Once the plants are in place, irrigation lines ensure that
they have moisture when nature does not cooperate. Maintenance
workers might return weekly for two years to check on the
progress and tend to the plants.
"You have to get in there and weed the sites so the
little natives can grow and prosper," she says. "You
have to make sure the irrigation lines don't get chewed up by
the critters. You have to pick up trash and debris. It's a
major undertaking."
As the native plants start to thrive, the irrigation is turned
off. The habitat must sustain itself for three years before
the regulators will sign off on the project.

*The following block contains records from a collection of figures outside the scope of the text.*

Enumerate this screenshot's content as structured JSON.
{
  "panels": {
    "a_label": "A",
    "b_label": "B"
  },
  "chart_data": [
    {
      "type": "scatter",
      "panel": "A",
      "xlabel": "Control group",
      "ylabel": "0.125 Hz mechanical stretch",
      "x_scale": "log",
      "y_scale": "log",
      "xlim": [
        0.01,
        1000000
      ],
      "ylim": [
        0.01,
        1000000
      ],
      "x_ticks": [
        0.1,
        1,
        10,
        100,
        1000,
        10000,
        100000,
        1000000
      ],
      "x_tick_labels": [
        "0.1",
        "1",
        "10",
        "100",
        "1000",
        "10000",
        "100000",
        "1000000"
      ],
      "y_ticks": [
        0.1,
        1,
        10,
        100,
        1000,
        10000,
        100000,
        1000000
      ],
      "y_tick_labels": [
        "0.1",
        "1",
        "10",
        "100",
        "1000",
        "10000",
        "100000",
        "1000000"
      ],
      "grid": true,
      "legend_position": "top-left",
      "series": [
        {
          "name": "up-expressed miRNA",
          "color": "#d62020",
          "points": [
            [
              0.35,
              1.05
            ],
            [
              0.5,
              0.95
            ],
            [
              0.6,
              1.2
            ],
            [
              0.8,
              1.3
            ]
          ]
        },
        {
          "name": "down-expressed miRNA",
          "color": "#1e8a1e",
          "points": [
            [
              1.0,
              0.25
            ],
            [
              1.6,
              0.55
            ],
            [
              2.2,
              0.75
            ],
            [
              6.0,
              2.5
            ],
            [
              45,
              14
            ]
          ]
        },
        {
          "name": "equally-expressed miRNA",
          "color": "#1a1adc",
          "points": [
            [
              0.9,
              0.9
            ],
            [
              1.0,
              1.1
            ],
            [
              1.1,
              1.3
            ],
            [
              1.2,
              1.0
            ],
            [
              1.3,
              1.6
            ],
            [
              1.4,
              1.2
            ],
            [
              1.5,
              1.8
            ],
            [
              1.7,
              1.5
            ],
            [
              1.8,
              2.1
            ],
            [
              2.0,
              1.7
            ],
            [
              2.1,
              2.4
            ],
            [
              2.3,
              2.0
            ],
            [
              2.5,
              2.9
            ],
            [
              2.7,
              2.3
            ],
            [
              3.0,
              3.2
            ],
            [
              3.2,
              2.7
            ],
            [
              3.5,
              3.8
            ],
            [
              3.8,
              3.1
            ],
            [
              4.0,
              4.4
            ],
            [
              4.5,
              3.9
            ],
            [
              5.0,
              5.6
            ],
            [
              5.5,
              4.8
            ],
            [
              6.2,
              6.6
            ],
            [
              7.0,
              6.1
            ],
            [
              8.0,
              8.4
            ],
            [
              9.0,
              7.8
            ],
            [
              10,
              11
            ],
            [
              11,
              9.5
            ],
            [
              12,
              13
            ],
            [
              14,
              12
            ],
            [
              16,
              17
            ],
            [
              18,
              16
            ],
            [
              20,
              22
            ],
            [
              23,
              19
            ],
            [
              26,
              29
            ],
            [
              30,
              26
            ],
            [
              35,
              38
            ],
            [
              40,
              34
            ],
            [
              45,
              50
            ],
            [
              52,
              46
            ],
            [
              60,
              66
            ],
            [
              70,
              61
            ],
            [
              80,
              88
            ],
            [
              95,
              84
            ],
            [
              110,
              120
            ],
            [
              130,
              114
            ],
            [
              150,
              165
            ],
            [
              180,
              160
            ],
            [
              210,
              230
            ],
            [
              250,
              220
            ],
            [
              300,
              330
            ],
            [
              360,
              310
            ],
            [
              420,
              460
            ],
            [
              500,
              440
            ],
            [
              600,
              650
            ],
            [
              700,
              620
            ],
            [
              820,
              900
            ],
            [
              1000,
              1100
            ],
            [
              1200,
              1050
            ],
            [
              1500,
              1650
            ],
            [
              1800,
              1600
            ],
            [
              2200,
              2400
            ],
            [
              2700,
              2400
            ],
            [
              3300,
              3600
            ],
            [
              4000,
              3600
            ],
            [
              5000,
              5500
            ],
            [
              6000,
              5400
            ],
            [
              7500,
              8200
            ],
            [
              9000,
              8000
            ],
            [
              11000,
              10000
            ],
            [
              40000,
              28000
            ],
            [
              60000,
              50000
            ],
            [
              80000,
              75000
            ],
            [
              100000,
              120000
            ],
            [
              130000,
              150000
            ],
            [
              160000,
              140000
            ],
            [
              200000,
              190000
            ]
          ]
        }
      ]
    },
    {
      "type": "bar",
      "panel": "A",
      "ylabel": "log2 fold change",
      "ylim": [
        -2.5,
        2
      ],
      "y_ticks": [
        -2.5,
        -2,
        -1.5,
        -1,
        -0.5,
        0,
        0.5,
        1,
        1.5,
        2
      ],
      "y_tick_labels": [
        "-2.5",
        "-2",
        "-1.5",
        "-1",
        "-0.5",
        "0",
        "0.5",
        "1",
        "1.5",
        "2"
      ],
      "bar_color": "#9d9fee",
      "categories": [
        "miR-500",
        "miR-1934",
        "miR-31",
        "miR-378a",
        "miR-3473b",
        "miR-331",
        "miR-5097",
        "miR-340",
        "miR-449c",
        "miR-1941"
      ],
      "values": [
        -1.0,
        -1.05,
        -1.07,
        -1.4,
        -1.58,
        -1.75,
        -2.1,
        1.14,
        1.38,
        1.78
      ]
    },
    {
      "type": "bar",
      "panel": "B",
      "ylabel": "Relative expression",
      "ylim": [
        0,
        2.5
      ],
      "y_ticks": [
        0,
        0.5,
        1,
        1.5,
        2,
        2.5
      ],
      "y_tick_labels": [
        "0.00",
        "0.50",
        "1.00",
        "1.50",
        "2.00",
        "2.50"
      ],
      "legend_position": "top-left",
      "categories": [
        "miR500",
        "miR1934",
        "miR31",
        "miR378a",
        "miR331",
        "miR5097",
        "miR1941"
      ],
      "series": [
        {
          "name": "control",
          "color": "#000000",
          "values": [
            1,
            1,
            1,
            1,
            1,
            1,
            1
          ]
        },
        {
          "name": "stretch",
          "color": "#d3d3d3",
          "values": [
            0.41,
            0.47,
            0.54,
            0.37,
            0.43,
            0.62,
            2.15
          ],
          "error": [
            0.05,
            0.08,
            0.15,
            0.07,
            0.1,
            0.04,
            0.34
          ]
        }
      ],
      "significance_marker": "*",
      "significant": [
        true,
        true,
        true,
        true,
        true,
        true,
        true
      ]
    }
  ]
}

Vandermost's company is just one of many doing the same kind
of work. Others are heavier into the biology, supplying a full
work-up of a site and mapping out the various habitats. There
are also archaeologists and paleontologists who work with
builders. Vandermost said she even heard of a consultant who
specialized in dealing with American Indians when issues come
up involving the tribes.
Government is always prone to the law of unintended
consequences. In this case, the consequence seems to be good,
well-paying jobs. All of this obviously makes it more
expensive to build and buy a house. But the money, like the
water on these sites, is not simply being poured down a drain.